June 04, 2005
Derek Parnell wrote:

> The current Phobos routines are heavily biased to char[]. Also, the use of
> templates is not always the best solution because there are some
> optimizations available, depending on the UTF encoding format used.

Not that anyone cares, but templates also have severe problems
on other D platforms such as with the GDC compiler on Mac OS X...

It's getting better, but it's like "the early days of C++" or so.

--anders
June 04, 2005
Hasan Aljudy wrote:

> I think that toString or any std function that takes a string and processes it, should always take dchar and return dchar.

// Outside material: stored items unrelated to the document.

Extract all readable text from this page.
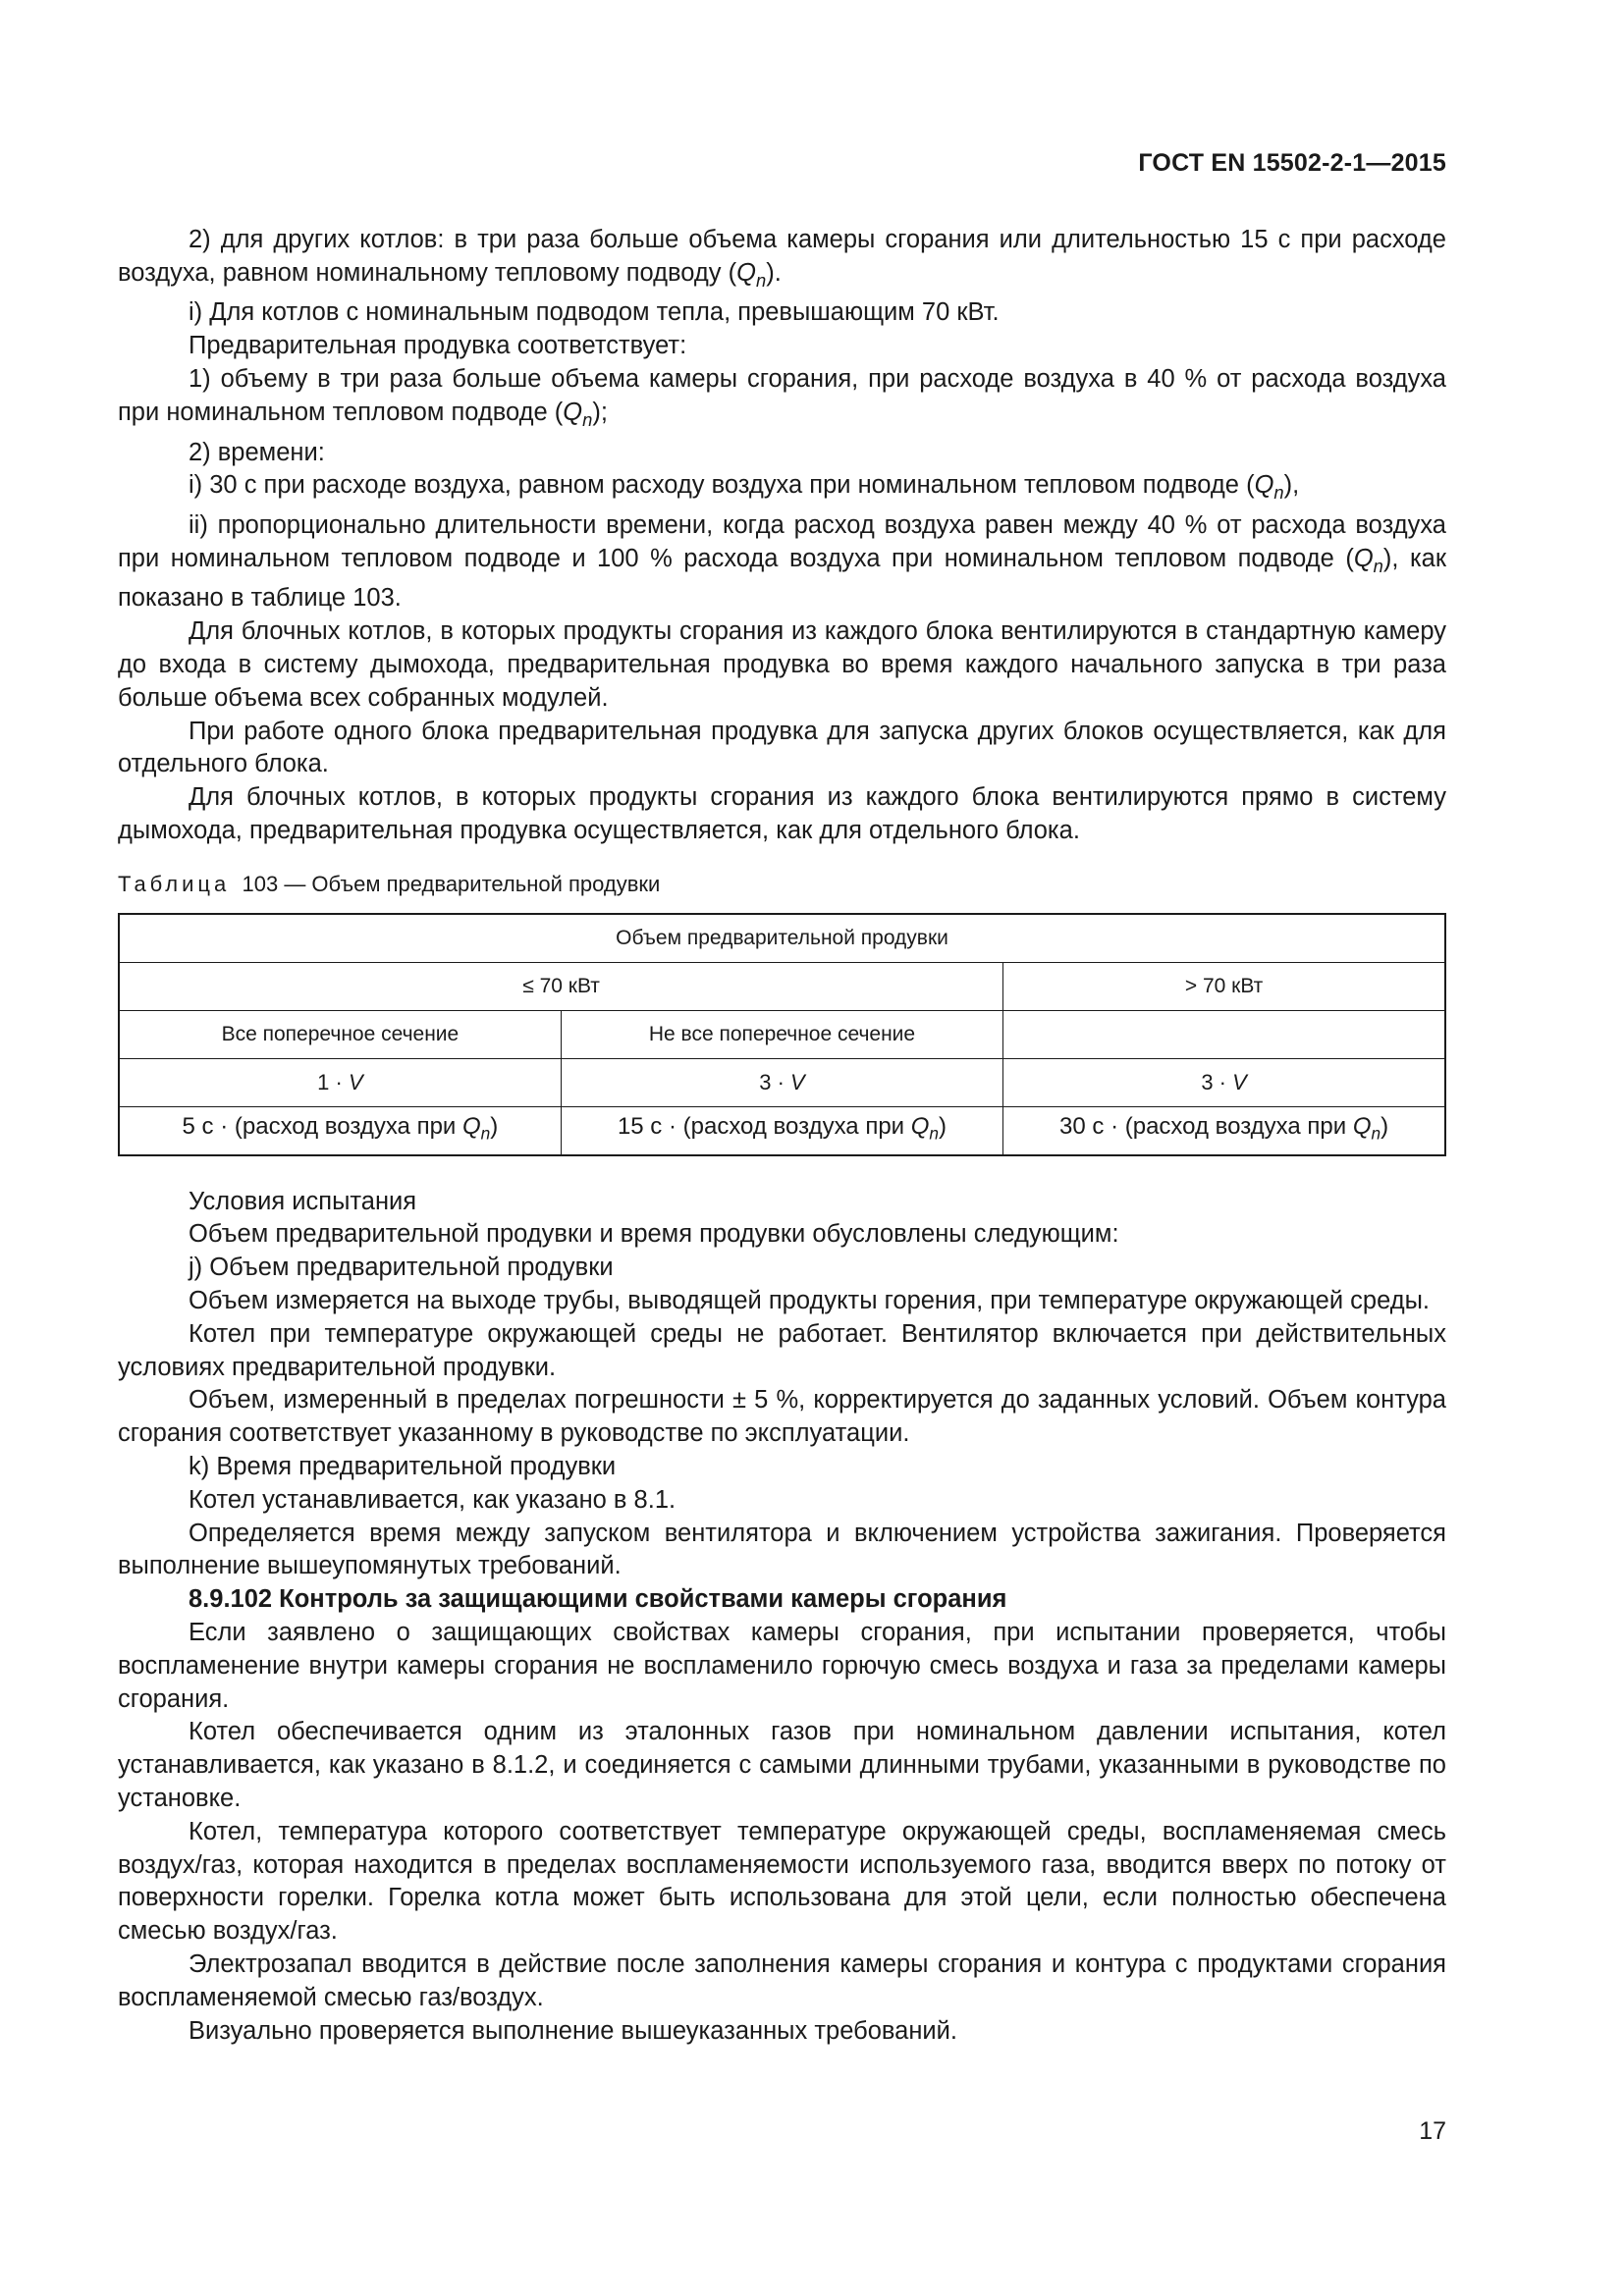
ГОСТ EN 15502-2-1—2015

2) для других котлов: в три раза больше объема камеры сгорания или длительностью 15 с при расходе воздуха, равном номинальному тепловому подводу $(Q_n)$.

i) Для котлов с номинальным подводом тепла, превышающим 70 кВт.

Предварительная продувка соответствует:

1) объему в три раза больше объема камеры сгорания, при расходе воздуха в 40 % от расхода воздуха при номинальном тепловом подводе $(Q_n)$;

2) времени:

i) 30 с при расходе воздуха, равном расходу воздуха при номинальном тепловом подводе $(Q_n)$,

ii) пропорционально длительности времени, когда расход воздуха равен между 40 % от расхода воздуха при номинальном тепловом подводе и 100 % расхода воздуха при номинальном тепловом подводе $(Q_n)$, как показано в таблице 103.

Для блочных котлов, в которых продукты сгорания из каждого блока вентилируются в стандартную камеру до входа в систему дымохода, предварительная продувка во время каждого начального запуска в три раза больше объема всех собранных модулей.

При работе одного блока предварительная продувка для запуска других блоков осуществляется, как для отдельного блока.

Для блочных котлов, в которых продукты сгорания из каждого блока вентилируются прямо в систему дымохода, предварительная продувка осуществляется, как для отдельного блока.

Таблица 103 — Объем предварительной продувки
Объем предварительной продувки		
≤ 70 кВт		> 70 кВт
Все поперечное сечение	Не все поперечное сечение	
1 · V	3 · V	3 · V
5 с · (расход воздуха при $Q_n$)	15 с · (расход воздуха при $Q_n$)	30 с · (расход воздуха при $Q_n$)

Условия испытания

Объем предварительной продувки и время продувки обусловлены следующим:

j) Объем предварительной продувки

Объем измеряется на выходе трубы, выводящей продукты горения, при температуре окружающей среды.

Котел при температуре окружающей среды не работает. Вентилятор включается при действительных условиях предварительной продувки.

Объем, измеренный в пределах погрешности ± 5 %, корректируется до заданных условий. Объем контура сгорания соответствует указанному в руководстве по эксплуатации.

k) Время предварительной продувки

Котел устанавливается, как указано в 8.1.

Определяется время между запуском вентилятора и включением устройства зажигания. Проверяется выполнение вышеупомянутых требований.

8.9.102 Контроль за защищающими свойствами камеры сгорания

Если заявлено о защищающих свойствах камеры сгорания, при испытании проверяется, чтобы воспламенение внутри камеры сгорания не воспламенило горючую смесь воздуха и газа за пределами камеры сгорания.

Котел обеспечивается одним из эталонных газов при номинальном давлении испытания, котел устанавливается, как указано в 8.1.2, и соединяется с самыми длинными трубами, указанными в руководстве по установке.

Котел, температура которого соответствует температуре окружающей среды, воспламеняемая смесь воздух/газ, которая находится в пределах воспламеняемости используемого газа, вводится вверх по потоку от поверхности горелки. Горелка котла может быть использована для этой цели, если полностью обеспечена смесью воздух/газ.

Электрозапал вводится в действие после заполнения камеры сгорания и контура с продуктами сгорания воспламеняемой смесью газ/воздух.

Визуально проверяется выполнение вышеуказанных требований.

17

That's like saying that booleans should always be represented
with "int", and I'm afraid it won't fly around here since we're
obsessed with the size of variables more than processing time :-)

Conversion is a real problem, but at least you can do:
   char[] str; foreach(dchar c; str) { ... }
Plus some ASCII shortcuts, when the high bit isn't set.


Much more on http://prowiki.org/wiki4d/wiki.cgi?CharsAndStrs
(and several other pages on the Wiki4D, like Derek's RFE:
 "FeatureRequestList/ImplicitConversionBetweenUTF")

--anders

PS. You probably meant to say "dchar[]", and not dchar ?
June 04, 2005
Anders F Björklund wrote:
> Hasan Aljudy wrote:
> 
>> I think that toString or any std function that takes a string and processes it, should always take dchar and return dchar.
> 
> 
> That's like saying that booleans should always be represented
> with "int", and I'm afraid it won't fly around here since we're
> obsessed with the size of variables more than processing time :-)
> 

No, it's not like representing booleans with ints .. it's actually like saying ints should always be represented by doubles.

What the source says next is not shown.